Doctor Who (BBC/BBC America, Fall 2014)
The new season of Doctor Who is a long way away, but when the show returns for its eighth season following the game changing 50th Anniversary Special and Matt Smith’s exit, all eyes will be on showrunner Steven Moffat and how he re-positions the Doctor now that Peter Capaldi has the role.
Unfortunately, Capaldi’s brief cameo at the end of the Christmas Special failed to give us much insight into that new direction – which is not surprising – but with Gallifrey kept at bay thanks to the Doctor’s league of villains and fears about a re-spiked Time War, one wonders if Moffat might use Capaldi’s capacity for on-screen ferocity to give us a more aggressive and proactive Doctor.
The Killing (Netflix, 2014)
If it feels like Netflix is a recurring theme here, you’re right and it’s deserved after the streamer’s impactful arrival on the scene last year, but while the other entries are renewals that helped foster this golden era for Netflix, The Killing is something different.

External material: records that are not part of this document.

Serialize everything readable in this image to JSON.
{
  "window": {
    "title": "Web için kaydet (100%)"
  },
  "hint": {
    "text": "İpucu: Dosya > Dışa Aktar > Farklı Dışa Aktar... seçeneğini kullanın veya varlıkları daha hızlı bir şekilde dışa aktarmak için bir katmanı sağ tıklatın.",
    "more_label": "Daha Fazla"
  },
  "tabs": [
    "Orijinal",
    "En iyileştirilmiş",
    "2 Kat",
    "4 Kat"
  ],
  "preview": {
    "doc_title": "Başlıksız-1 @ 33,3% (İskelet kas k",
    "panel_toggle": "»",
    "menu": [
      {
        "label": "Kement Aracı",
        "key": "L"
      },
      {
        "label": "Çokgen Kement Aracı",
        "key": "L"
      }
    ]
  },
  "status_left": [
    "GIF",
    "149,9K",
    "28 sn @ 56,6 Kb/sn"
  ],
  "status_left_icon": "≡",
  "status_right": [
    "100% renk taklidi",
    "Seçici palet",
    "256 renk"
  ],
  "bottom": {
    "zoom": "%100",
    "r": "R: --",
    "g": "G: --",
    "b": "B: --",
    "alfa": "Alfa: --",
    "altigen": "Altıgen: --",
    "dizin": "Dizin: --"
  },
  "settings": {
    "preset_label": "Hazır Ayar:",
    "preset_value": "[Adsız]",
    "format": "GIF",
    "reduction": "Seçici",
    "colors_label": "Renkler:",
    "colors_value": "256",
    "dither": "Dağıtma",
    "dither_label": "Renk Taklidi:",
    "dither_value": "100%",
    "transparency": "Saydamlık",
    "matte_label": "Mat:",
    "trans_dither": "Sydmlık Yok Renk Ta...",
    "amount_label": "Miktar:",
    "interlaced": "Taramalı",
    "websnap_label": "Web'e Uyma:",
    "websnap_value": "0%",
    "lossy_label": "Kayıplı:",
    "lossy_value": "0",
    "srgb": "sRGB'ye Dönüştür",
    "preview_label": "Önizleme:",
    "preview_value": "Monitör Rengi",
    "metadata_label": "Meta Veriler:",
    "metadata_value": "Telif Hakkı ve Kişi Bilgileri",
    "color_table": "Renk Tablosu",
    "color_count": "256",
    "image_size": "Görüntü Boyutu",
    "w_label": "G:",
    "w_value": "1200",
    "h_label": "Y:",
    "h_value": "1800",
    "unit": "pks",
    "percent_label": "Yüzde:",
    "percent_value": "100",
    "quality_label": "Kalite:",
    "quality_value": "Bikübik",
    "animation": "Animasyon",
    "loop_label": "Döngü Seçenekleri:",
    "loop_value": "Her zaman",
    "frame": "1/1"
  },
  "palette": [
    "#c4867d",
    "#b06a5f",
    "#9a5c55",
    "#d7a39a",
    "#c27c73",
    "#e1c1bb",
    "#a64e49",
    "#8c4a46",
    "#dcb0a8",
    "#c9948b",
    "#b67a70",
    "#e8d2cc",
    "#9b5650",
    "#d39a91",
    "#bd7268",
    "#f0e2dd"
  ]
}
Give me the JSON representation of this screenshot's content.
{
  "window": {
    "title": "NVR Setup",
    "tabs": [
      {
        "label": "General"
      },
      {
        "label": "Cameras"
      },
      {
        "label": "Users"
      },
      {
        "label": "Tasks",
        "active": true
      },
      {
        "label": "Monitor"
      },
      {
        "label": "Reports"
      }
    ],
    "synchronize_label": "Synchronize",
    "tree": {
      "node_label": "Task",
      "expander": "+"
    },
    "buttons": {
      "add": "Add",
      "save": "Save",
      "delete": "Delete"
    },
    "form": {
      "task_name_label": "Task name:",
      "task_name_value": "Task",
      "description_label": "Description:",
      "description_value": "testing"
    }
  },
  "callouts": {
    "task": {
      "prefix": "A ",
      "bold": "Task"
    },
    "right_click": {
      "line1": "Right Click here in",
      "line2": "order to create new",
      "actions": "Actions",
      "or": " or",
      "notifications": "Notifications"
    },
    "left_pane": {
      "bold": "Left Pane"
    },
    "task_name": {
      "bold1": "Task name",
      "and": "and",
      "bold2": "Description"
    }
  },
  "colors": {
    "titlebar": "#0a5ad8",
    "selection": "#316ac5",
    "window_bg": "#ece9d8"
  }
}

Like Arrested Development, this represents a gamble by Netflix on something established that is also, technically, a failure following its most recent cancellation. We honestly have no way of knowing – thanks to Netflix’s church-mouse quiet policy on their internal numbers – whether this will be a success, but it does give producers a chance to fully wrap up The Killing.
This also show’s that Netflix isn’t just trying to find success with splashy debuts like House of Cards or the upcoming Sense8, but rather, that they are interested in building up a sturdy and diverse lineup for their subscribers.
These collected shows represent the best of the returning slate of TV shows. Over this next year we expect trends to be established, hearts to be broken, and expectations to both be dashed and toppled over. More than anything, though, we expect to be surprised, because that is sort of the point and entirely the challenge.
Boldness is being rewarded at a time when television is incredibly social. It’s part of our societal fabric, one of our chief diversions, and now more than ever, it is available to us with unimaginable ease.
With that comes a set of challenges and, one assumes, a heaping load of pressure, because in as much as we love these shows together, we also share our disappointments with each other in a way that can paint a scarlet letter across the chests of under-performing series. It’s a high wire act on a razor’s edge, but if there is a group of shows that can reliably handle it, it’s these.